“He may. Nobody can tell. I’ll do my best for him. I never lose hope of a man, after what I’ve see’d in my experience, till the breath is fairly out of him.”

“Thank God for these words, Ben.”

“Yes,” continued the scout, “and your friend Brooke is at this moment sunk in the blue dumps because you have been carried off by a great mysterious monster!”

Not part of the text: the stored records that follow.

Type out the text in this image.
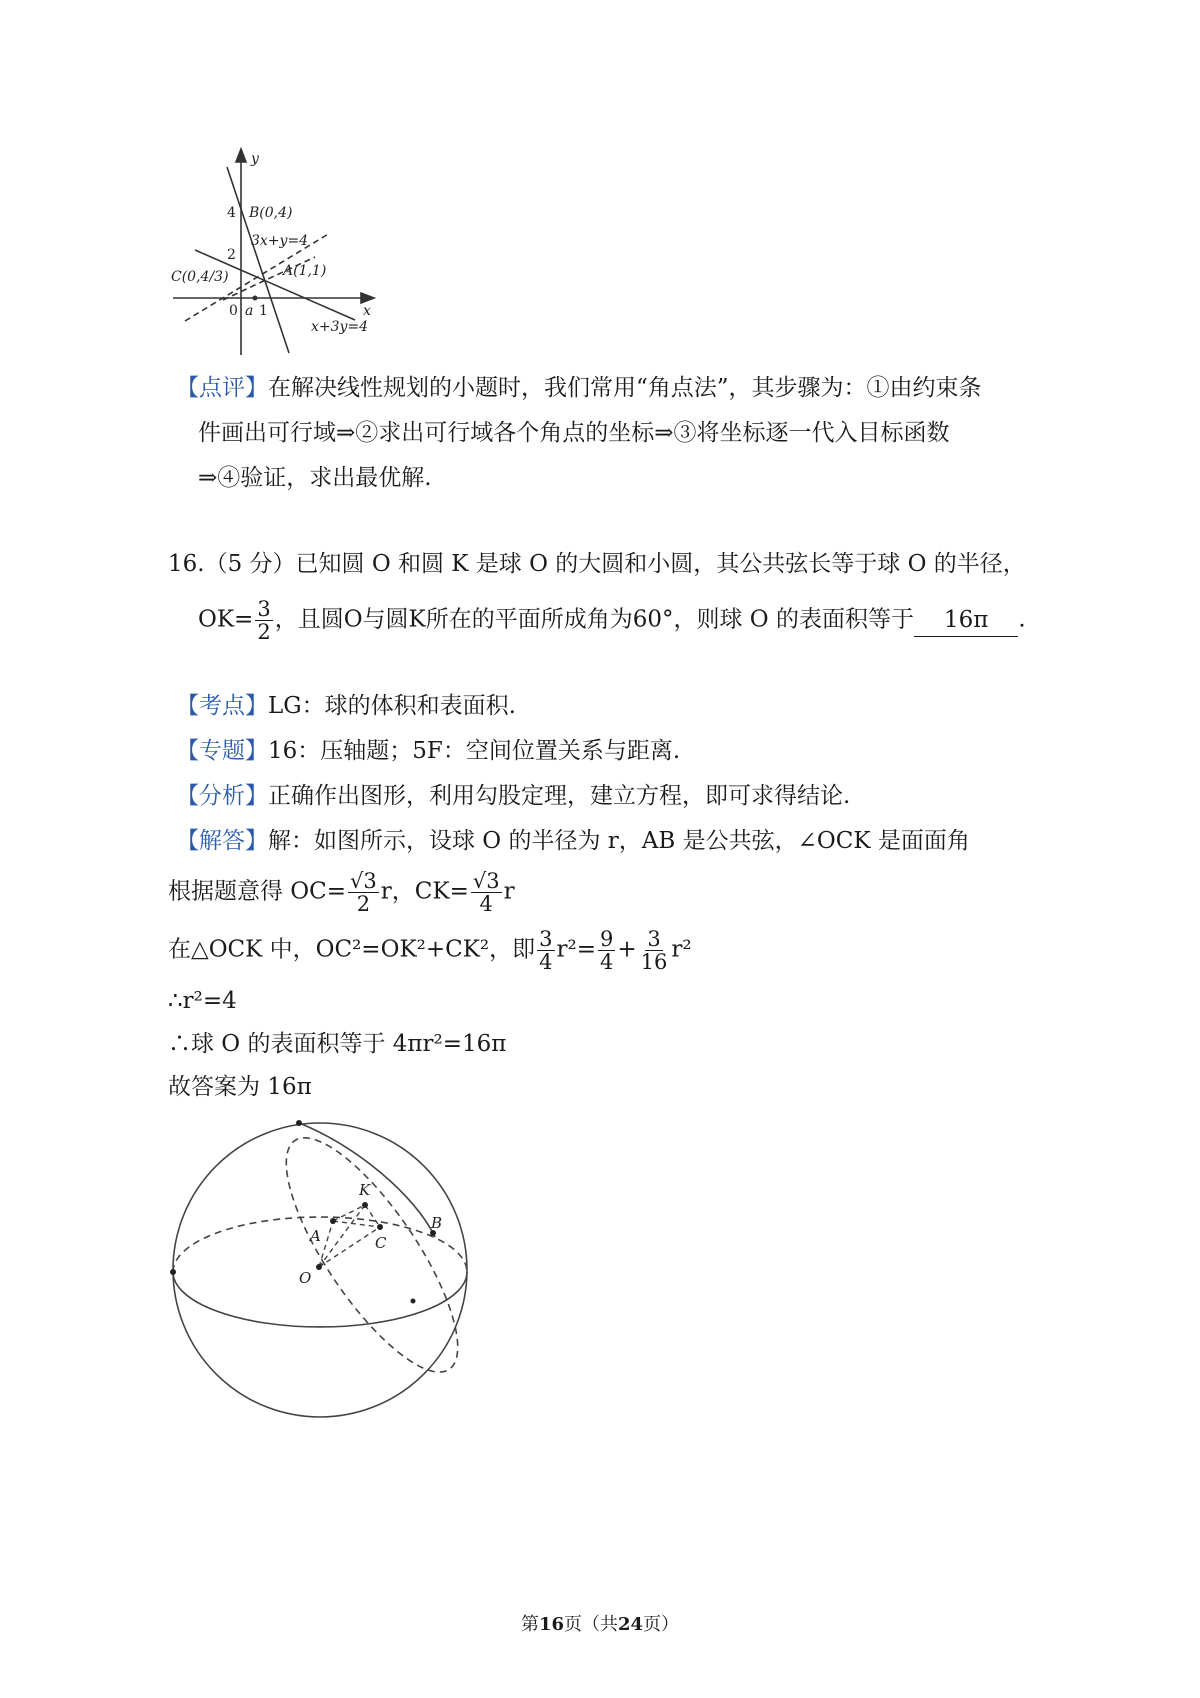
y
x
B(0,4)
3x+y=4
C(0,4/3)	A(1,1)
x+3y=4
a
4
2
0 1
【点评】在解决线性规划的小题时，我们常用“角点法”，其步骤为：①由约束条
件画出可行域⇒②求出可行域各个角点的坐标⇒③将坐标逐一代入目标函数
⇒④验证，求出最优解.
16.（5 分）已知圆 O 和圆 K 是球 O 的大圆和小圆，其公共弦长等于球 O 的半径，
$OK= \frac{3}{2}$ ，且圆O与圆K所在的平面所成角为60°，则球 O 的表面积等于 16π .
【考点】LG：球的体积和表面积.
【专题】16：压轴题；5F：空间位置关系与距离.
【分析】正确作出图形，利用勾股定理，建立方程，即可求得结论.
【解答】解：如图所示，设球 O 的半径为 r，AB 是公共弦，∠OCK 是面面角
根据题意得 $OC= \frac{√3}{2}$ r，$CK= \frac{√3}{4}$ r
在△OCK 中，OC²=OK²+CK²，即 $\frac{3}{4} r^2= \frac{9}{4} + \frac{3}{16} r^2$
∴r²=4
∴球 O 的表面积等于 4πr²=16π
故答案为 16π
K
A	C
B
O
第16页（共24页）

“Then he doesn’t know it was you?” exclaimed Leather.

“In course not. An’ he doesn’t know you are within five hundred yards of him. An’ what’s more, you mustn’t let him know it was me, for that must be kept a dead secret, else it’ll ruin my character on the frontiers. We must surround it wi’ mystery, my boy, till all is safe. But I didn’t come up here to enjoy an evenin’s conversation. You’re not safe where you are, Leather. They’ll be scourin’ all round for you long before sun-up, so I must putt you where you’ll be able to look on an’ grin at them.”

“Where will that be?” asked Leather, with some curiosity.

“You know the cliff about five hundred feet high that rises just over on the other side o’ the valley—where the water-shoot comes down?”

“Ay, it’s likely I do, for I’ve seen it every mornin’ for months past.”

“An’ you remember the hole near the top o’ the cliff?”

“Yes—that looks about the size of a crow?”